Transformers are typically used where sequential input-output relationships must be derived, Searle said, and the number of possible combinations of features requires focused attention to provide local context. For this reason, transformers have established preeminence in NLP applications, as they can process content of any length, such as phrases or whole documents. Transformers are also good at suggesting the next move in applications like gaming, where a set of potential responses must be evaluated with respect to the conditional sequence of inputs.
There's also active research into combining GANs and transformers into so-called GANsformers. The idea is to use a transformer to provide an attentional reference so the generator can increase the use of context to enhance content.
"The intuition behind GANsformers is that human attention is based on the specific local features of an object of interest, in addition to the latent global characteristics," Searle explained. The resulting improved representations are more likely to simulate both the global and local features a human may perceive in an authentic sample, such as a realistic face or computer-generated audio consistent with a human voice's tone and rhythm.

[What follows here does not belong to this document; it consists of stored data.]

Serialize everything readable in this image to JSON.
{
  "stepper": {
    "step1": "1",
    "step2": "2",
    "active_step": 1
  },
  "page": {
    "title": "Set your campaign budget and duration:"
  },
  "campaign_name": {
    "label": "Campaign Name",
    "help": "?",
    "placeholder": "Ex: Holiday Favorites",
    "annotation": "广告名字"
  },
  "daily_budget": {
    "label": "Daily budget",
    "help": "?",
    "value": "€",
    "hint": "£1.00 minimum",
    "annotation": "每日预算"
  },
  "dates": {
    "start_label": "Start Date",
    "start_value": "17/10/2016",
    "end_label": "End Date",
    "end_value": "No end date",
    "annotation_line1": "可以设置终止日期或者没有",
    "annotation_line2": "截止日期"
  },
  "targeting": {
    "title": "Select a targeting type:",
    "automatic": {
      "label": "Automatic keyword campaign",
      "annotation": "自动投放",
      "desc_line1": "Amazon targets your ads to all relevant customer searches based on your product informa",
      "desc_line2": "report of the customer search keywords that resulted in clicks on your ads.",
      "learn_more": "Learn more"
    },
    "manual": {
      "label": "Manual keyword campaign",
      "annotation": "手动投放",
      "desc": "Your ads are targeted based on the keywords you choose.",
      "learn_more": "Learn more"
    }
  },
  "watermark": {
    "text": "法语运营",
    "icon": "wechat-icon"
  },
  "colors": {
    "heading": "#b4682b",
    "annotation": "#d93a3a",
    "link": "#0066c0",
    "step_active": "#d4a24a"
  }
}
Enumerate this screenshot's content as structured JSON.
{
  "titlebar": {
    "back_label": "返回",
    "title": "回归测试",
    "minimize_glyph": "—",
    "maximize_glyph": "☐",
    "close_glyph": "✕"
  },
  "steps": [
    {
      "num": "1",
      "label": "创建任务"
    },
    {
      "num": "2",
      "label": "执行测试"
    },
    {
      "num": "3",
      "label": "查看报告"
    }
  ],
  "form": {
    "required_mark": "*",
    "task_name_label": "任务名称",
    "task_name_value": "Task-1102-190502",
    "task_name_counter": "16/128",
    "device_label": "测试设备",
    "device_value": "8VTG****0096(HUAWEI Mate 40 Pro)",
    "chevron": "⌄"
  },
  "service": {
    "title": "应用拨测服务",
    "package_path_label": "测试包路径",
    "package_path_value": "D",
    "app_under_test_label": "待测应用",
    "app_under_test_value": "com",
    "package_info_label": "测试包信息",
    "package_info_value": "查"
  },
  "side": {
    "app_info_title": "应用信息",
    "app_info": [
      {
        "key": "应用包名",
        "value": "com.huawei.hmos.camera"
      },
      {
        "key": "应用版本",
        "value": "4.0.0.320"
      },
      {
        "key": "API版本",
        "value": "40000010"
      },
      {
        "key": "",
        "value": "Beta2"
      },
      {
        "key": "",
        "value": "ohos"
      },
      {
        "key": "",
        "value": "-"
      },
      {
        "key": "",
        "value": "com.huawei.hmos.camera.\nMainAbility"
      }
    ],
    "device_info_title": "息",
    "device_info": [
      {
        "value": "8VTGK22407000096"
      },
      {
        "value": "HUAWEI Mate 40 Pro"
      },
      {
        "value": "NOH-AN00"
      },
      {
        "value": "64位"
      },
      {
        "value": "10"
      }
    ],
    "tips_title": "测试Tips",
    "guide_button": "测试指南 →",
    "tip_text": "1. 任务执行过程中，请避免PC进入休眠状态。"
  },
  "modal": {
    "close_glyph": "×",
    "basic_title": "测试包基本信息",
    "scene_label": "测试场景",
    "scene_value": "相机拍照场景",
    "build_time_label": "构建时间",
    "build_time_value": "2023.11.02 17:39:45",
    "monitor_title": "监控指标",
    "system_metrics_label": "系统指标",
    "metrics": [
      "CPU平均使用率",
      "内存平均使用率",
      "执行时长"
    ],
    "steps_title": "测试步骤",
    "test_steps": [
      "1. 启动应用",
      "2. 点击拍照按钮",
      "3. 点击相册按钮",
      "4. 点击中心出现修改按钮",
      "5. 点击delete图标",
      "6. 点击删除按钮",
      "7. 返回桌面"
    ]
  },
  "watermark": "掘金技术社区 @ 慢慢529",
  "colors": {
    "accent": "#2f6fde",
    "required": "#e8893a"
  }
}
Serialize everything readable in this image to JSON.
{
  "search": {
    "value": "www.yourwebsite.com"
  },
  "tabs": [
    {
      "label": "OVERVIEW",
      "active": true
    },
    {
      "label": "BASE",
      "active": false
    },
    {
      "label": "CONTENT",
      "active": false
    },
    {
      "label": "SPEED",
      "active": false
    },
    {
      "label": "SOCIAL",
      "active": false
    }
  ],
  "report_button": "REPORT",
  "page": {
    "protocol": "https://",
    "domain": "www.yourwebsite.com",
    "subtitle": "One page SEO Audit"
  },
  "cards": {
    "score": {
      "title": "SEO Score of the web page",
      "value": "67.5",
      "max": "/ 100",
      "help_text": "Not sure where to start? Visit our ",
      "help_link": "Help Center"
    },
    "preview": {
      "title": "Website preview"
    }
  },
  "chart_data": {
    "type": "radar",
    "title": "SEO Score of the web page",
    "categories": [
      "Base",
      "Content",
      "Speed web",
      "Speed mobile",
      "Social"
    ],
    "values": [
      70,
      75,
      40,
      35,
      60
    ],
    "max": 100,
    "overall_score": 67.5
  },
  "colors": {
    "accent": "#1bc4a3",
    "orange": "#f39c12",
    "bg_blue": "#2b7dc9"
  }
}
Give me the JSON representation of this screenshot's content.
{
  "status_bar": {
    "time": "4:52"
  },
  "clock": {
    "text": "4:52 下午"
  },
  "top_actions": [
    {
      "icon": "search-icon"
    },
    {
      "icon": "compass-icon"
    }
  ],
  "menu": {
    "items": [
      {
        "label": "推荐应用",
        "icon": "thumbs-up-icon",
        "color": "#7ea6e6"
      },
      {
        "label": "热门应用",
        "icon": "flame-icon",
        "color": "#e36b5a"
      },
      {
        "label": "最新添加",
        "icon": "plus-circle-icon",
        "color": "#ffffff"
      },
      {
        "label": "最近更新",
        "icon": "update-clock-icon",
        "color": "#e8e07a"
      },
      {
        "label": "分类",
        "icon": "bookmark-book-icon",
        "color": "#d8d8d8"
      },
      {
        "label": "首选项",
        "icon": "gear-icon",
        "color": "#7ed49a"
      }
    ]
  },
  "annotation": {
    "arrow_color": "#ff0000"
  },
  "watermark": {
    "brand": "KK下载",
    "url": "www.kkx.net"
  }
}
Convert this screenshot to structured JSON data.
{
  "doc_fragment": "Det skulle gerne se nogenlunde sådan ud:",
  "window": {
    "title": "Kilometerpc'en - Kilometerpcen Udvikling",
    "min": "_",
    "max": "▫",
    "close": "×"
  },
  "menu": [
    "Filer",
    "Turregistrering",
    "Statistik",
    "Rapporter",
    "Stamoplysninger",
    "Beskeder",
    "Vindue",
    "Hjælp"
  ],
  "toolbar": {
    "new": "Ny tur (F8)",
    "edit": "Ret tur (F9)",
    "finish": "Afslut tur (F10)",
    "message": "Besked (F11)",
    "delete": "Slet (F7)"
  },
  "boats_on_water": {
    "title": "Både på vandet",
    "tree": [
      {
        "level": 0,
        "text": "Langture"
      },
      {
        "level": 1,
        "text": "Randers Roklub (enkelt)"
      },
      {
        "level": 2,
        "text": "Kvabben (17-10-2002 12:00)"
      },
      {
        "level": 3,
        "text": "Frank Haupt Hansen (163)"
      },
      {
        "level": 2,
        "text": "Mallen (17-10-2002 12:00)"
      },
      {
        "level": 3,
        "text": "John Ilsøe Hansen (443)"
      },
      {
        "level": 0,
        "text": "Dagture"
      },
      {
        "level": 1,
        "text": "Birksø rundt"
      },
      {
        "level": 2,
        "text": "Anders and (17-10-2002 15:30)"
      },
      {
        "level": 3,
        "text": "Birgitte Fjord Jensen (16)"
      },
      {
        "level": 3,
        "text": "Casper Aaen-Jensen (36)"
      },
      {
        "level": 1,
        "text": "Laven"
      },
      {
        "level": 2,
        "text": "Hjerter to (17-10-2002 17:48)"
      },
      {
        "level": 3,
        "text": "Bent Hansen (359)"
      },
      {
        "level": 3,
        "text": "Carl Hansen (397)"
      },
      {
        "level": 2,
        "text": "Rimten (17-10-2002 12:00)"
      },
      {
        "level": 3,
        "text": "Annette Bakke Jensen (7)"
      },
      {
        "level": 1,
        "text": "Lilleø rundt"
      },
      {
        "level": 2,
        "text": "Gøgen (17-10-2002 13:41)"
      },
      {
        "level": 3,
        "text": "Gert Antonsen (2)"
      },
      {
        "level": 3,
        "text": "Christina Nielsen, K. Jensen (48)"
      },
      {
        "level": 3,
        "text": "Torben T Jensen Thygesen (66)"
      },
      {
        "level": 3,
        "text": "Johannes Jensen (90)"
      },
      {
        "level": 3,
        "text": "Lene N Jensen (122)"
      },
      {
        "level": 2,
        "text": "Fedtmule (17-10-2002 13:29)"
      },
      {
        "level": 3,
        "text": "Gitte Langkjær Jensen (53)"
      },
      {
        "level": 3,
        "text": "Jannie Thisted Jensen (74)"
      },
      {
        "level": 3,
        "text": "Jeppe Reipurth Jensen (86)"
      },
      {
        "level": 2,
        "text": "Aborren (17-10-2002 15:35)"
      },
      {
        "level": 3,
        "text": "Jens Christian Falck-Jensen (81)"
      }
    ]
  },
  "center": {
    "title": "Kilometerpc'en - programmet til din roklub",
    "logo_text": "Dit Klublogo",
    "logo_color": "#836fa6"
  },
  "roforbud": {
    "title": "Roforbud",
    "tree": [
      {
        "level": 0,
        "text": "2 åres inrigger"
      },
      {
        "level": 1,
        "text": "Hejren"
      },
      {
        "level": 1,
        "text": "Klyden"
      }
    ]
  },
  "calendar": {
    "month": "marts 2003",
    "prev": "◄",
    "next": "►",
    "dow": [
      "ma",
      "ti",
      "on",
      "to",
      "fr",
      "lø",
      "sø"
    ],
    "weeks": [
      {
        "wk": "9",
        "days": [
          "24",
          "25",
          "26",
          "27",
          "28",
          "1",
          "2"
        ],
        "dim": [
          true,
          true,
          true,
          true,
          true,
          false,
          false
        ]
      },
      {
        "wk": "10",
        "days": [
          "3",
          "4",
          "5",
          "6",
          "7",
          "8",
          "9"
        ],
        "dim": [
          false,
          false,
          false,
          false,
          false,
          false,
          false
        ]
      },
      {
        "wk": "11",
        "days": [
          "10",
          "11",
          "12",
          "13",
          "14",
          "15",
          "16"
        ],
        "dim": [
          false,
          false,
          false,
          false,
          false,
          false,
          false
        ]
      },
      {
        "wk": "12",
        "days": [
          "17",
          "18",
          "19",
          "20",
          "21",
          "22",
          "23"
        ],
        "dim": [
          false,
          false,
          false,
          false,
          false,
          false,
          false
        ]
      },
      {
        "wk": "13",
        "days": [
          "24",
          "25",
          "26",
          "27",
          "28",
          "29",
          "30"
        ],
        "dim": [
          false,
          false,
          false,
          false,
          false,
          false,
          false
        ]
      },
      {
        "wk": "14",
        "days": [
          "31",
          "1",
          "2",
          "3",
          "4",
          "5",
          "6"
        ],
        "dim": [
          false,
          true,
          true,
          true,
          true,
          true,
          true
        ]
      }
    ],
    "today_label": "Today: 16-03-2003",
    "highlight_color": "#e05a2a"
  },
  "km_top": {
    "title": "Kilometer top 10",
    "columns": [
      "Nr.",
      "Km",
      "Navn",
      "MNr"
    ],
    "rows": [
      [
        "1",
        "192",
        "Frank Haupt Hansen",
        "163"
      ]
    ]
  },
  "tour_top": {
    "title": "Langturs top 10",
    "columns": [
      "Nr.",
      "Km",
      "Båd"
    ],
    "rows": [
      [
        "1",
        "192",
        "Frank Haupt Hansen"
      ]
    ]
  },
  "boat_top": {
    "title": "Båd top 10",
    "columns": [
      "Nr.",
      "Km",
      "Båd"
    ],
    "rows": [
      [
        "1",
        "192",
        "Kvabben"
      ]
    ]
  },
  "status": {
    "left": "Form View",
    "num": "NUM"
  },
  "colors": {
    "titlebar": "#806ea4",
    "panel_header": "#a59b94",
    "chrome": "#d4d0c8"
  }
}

Are transformer-based networks stronger than GANs?
Searle expects to see more integration to create text, voice and image data with enhanced realism. "This may be desirable where improved contextual realism or fluency in human-machine interaction or digital content would enhance the user experience," he said. For example, GANsformers might be able to generate synthetic data to pass the Turing test when confronted by both a human user and a trained machine evaluator. In the case of text responses, such as those furnished by a GPT system, the inclusion of idiosyncratic errors or stylistic traits could mask the true origin of an AI-derived output.
Conversely, improved realism may be problematic with deepfakes used to launch cyber attacks, damage brands or spread fake news. In these cases, GANsformers could provide better filters to detect deepfakes.
"The use of adversarial training and contextual evaluation could produce AI systems able to provide enhanced security, improved content filtering and defense against misinformation attacks using generative botnets," Searle said.
But Zidaritz believes transformers can potentially edge out GANs in many use cases since they can be applied to text and images more easily. "New GANs will continue to be developed, but their applications will be more limited than that of GPTs," he said. "It is also likely that we will see more GAN-like transformers and transformer-like GANs, in both of which the transformer with its self-attention or its self-similarity mechanism will be central."